Las obras de la cubierta del edificio de infantil del Quirinal vuelven a paralizarse

Hierros y postes de la cubierta, apilados frente al edificio de infantil. / LVA
Hierros y postes de la cubierta, apilados frente al edificio de infantil. / LVA

La decisión se adopta tras alertar los padres de la toxicidad de los compuestos desprendidos durante los trabajos en horario escolar

C. R. AVILÉS.

Las obras de la cubierta del edificio de educación infantil del colegio público Quirinal vuelven a estar paradas, en esta ocasión a instancias de las familias. La decisión se adoptó tras la reunión que la directora y la jefa de estudios del centro, Julia Fernández y María González, respectivamente, mantuvieron con los padres de los alumnos y a la que asistieron el arquitecto y un técnico de prevención municipal y el jefe de obra de la empresa.

Mientras tanto, los alumnos de tres y cuatro años entrarán y saldrán del colegio por la puerta de acceso al patio principal y formarán fila delante del edificio de educación infantil.

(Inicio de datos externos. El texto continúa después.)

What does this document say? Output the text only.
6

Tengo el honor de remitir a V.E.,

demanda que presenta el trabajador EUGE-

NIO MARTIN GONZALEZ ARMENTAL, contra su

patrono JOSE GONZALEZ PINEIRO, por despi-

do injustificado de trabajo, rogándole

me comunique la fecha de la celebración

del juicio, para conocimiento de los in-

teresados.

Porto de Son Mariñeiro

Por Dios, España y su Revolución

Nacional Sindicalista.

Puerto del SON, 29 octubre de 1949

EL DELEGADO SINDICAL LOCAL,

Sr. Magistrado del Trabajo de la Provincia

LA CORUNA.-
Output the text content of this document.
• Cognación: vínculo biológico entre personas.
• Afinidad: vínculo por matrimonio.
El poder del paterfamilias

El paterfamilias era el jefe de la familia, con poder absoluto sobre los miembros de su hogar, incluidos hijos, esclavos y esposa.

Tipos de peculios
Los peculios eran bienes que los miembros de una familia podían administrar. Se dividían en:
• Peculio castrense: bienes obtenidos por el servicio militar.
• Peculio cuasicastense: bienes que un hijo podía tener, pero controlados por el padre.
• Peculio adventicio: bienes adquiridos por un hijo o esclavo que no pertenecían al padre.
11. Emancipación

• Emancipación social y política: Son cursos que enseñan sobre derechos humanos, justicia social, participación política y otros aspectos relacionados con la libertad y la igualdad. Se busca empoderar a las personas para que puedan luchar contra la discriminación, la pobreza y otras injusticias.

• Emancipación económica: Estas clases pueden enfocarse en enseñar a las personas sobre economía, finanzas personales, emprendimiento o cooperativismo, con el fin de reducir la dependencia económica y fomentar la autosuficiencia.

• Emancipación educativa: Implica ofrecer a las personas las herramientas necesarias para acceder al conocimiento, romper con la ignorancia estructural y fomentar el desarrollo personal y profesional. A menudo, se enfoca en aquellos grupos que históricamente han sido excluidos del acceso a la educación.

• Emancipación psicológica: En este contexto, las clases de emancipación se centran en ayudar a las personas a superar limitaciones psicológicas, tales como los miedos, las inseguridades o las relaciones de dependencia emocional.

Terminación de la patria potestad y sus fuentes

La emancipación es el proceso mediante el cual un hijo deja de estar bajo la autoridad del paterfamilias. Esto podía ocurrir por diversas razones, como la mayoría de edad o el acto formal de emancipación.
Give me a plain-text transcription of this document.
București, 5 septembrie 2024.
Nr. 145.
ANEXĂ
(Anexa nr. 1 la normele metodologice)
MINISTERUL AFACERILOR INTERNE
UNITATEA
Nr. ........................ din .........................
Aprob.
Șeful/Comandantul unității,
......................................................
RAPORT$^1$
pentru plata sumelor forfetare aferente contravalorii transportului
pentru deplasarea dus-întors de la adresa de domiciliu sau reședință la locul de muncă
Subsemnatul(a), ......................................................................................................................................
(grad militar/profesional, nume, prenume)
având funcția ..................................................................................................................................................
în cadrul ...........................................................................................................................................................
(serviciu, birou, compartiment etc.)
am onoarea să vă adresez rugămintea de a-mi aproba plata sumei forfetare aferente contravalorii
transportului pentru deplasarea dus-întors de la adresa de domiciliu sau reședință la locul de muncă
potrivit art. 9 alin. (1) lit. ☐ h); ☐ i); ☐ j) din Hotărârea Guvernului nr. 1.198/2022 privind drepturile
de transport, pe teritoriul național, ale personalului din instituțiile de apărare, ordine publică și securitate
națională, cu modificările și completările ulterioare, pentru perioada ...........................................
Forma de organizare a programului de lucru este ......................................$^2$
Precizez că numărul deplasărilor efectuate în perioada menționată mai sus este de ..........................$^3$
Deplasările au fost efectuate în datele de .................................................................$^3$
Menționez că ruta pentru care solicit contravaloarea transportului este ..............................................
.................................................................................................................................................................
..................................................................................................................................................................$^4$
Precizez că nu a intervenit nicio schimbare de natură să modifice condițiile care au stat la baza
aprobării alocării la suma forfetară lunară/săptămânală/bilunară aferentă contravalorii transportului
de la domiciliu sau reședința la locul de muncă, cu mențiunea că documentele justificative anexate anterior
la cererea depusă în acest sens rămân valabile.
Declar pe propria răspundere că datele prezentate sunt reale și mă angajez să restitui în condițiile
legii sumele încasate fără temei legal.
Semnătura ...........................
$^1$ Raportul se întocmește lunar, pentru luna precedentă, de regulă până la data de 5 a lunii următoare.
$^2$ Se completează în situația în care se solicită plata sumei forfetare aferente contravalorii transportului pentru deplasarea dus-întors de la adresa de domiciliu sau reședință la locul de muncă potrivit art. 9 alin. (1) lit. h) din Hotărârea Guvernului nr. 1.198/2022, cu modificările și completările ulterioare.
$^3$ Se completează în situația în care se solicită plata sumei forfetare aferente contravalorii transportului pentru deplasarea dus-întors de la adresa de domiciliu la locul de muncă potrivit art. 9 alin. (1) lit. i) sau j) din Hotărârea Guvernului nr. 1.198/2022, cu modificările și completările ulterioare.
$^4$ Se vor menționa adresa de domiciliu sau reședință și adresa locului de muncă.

En caso de lluvia, se entrará sin formar fila. Asimismo, los niños de cinco años cambiarán su zona de recreo habitual por el patio trasero y los de tres y cuatro usarán el de primaria en un horario distinto. El último de los cambios provisionales afecta a quienes se quedan al comedor, que se recogerán en el patio cubierto de columnas.

Las medidas son el resultado de una intensa reunión en la que quedó de manifiesto el malestar de unas familias que alertaron de la «toxicidad» de algunos elementos químicos que estaban respirando sus hijos. Porque, según reprocharon, las obras se estaban realizando en horario escolar y no fuera de él, como al parecer se había prometido.

Los alumnos de tres y cuatro años jugarán en el patio de los de primaria, en otro horario

Según trasladaron miembros de la Asociación de Madres y Padres (AMPA) tras las explicaciones recibidas en la reunión, las obras de la cubierta comenzaron a mediados de agosto y se paralizaron a pocos días del comienzo del curso porque no encontraban una máquina para hacer el chorreo. Manifestación que fue recibida con escepticismo entre los convocados, unos cuarenta progenitores.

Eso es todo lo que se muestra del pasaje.